Second, more or less legitimate DNS clients stutter naturally when
rate limited.  When they are rate limited, they pause and generally
try to slow down until they are not rate limited.  Then they speed
up and hit the limit again.  You can see this in `repeat XXX dig ....`.

} From: Jay Daley <jay at nzrs.net.nz>

} When I've previously implemented rate limiting systems I've found
} that miscreants get to learn the limits and adjust accordingly. 

Yes, that is a necessary basic assumption that is too often ignored
in favor of neat ideas.

} For example, if I wished to launch a reflection attack then I would not
} be bothered by a server running a rate limit of 10qps, I would just
} find 1000 such servers and use all of them at once.  With the current
} RRL implementation I could happily run this attack for hours or even
} days.

On the contrary, whether you use 1 or 1,000,000 sources for your DNS
amplified reflection DoS attack, all of your packets will have the
same forged IP source addresses in the address block of your intended
victim and so will use a single bucket in the BIND9 RRL patch.

Please remember that the BIND9 RRL patch is not intended to defend
against a DoS attack on a DNS server, although it might in some cases.
Instead, the BIND9 RRL patch is intended to keep a DNS server from
being used to attack a third party in a DNS amplified reflection attack.

Both "amplified" and "reflection" are important aspects of the design
goal.  Unless you set "slip 0;" the BIND9 RRL patch will reflect or
send about 50% as many bits to the victim as the bad guy sends to the
DNS server.  With the default "slip 2;", the patch reduces the "gain"
of a DNS server in an amplified reflection attack to much less than
1.0 and so makes a DNS server uninteresting to bad guys.

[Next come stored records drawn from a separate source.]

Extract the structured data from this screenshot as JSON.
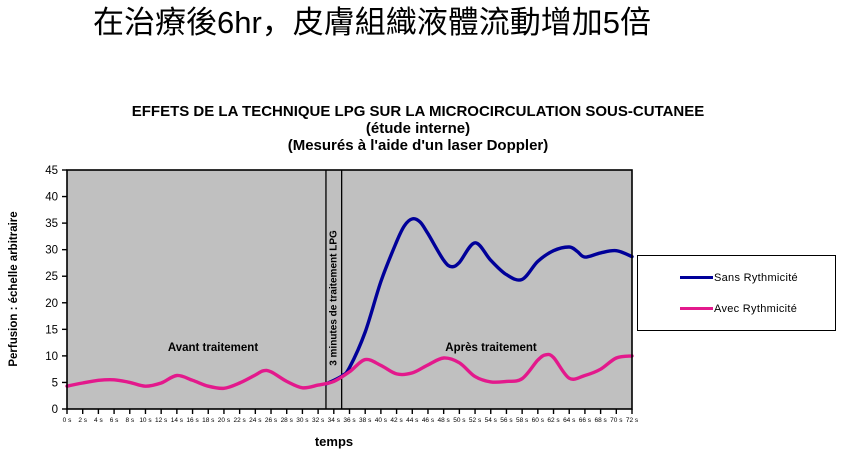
{
  "heading": "在治療後6hr，皮膚組織液體流動增加5倍",
  "chart_data": {
    "type": "line",
    "title": "EFFETS DE LA TECHNIQUE LPG SUR LA MICROCIRCULATION SOUS-CUTANEE",
    "subtitle_1": "(étude interne)",
    "subtitle_2": "(Mesurés à l'aide d'un laser Doppler)",
    "xlabel": "temps",
    "ylabel": "Perfusion : échelle arbitraire",
    "xlim": [
      0,
      72
    ],
    "ylim": [
      0,
      45
    ],
    "y_ticks": [
      0,
      5,
      10,
      15,
      20,
      25,
      30,
      35,
      40,
      45
    ],
    "x_tick_labels": [
      "0 s",
      "2 s",
      "4 s",
      "6 s",
      "8 s",
      "10 s",
      "12 s",
      "14 s",
      "16 s",
      "18 s",
      "20 s",
      "22 s",
      "24 s",
      "26 s",
      "28 s",
      "30 s",
      "32 s",
      "34 s",
      "36 s",
      "38 s",
      "40 s",
      "42 s",
      "44 s",
      "46 s",
      "48 s",
      "50 s",
      "52 s",
      "54 s",
      "56 s",
      "58 s",
      "60 s",
      "62 s",
      "64 s",
      "66 s",
      "68 s",
      "70 s",
      "72 s"
    ],
    "grid": false,
    "plot_background": "#c0c0c0",
    "axis_color": "#000000",
    "legend_position": "right-outside",
    "treatment_window": {
      "times": [
        33,
        35
      ],
      "label": "3 minutes de traitement LPG"
    },
    "annotations": [
      {
        "text": "Avant traitement"
      },
      {
        "text": "Après traitement"
      }
    ],
    "series": [
      {
        "name": "Sans  Rythmicité",
        "color": "#000099",
        "points": [
          [
            33,
            4.7
          ],
          [
            35,
            6.2
          ],
          [
            36,
            7.8
          ],
          [
            38,
            14.5
          ],
          [
            40,
            24
          ],
          [
            42,
            31.5
          ],
          [
            43,
            34.5
          ],
          [
            44,
            35.8
          ],
          [
            45,
            35.2
          ],
          [
            46,
            33
          ],
          [
            48,
            28
          ],
          [
            49,
            26.8
          ],
          [
            50,
            27.6
          ],
          [
            52,
            31.3
          ],
          [
            54,
            28
          ],
          [
            56,
            25.3
          ],
          [
            58,
            24.4
          ],
          [
            60,
            27.8
          ],
          [
            62,
            29.8
          ],
          [
            64,
            30.5
          ],
          [
            65,
            29.7
          ],
          [
            66,
            28.6
          ],
          [
            68,
            29.4
          ],
          [
            70,
            29.8
          ],
          [
            72,
            28.7
          ]
        ]
      },
      {
        "name": "Avec  Rythmicité",
        "color": "#e3198c",
        "points": [
          [
            0,
            4.3
          ],
          [
            2,
            4.9
          ],
          [
            4,
            5.4
          ],
          [
            6,
            5.5
          ],
          [
            8,
            5.0
          ],
          [
            10,
            4.3
          ],
          [
            12,
            4.9
          ],
          [
            14,
            6.3
          ],
          [
            16,
            5.4
          ],
          [
            18,
            4.3
          ],
          [
            20,
            3.9
          ],
          [
            22,
            4.9
          ],
          [
            24,
            6.4
          ],
          [
            25,
            7.2
          ],
          [
            26,
            7.0
          ],
          [
            28,
            5.2
          ],
          [
            30,
            4.0
          ],
          [
            32,
            4.5
          ],
          [
            34,
            5.2
          ],
          [
            36,
            7.0
          ],
          [
            38,
            9.3
          ],
          [
            40,
            8.2
          ],
          [
            42,
            6.6
          ],
          [
            44,
            6.8
          ],
          [
            46,
            8.3
          ],
          [
            48,
            9.6
          ],
          [
            50,
            8.7
          ],
          [
            52,
            6.1
          ],
          [
            54,
            5.1
          ],
          [
            56,
            5.2
          ],
          [
            58,
            5.7
          ],
          [
            60,
            9.2
          ],
          [
            61,
            10.2
          ],
          [
            62,
            9.7
          ],
          [
            64,
            5.8
          ],
          [
            66,
            6.3
          ],
          [
            68,
            7.5
          ],
          [
            70,
            9.6
          ],
          [
            72,
            10.0
          ]
        ]
      }
    ]
  }
}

It is easy to imagine scenarios in which a reflection attack with
a gain of less than 1.0 might be useful, but there other protocols
with higher gains DNS with the BIND9 RRL patch.  For example,
consider TCP/IPv6 SYN to port 80.

} Another benefit of a more general approach like this is that everybody
} does it differently, which makes it far harder for miscreants to
} predict cumulative behaviour and use cumulative behaviour to their
} advantage.

It's vital to address the problem at hand, amplified reflection DoS,
instead of other problems, such DoS against DNS servers.

Second, code diversity is good, but people running big (i.e. multi-box)
DNS servers have made their strong preference clear.  There must be a
useful intersection of the parameters and features of all amplified
reflection DoS rate limiting implementations at a site.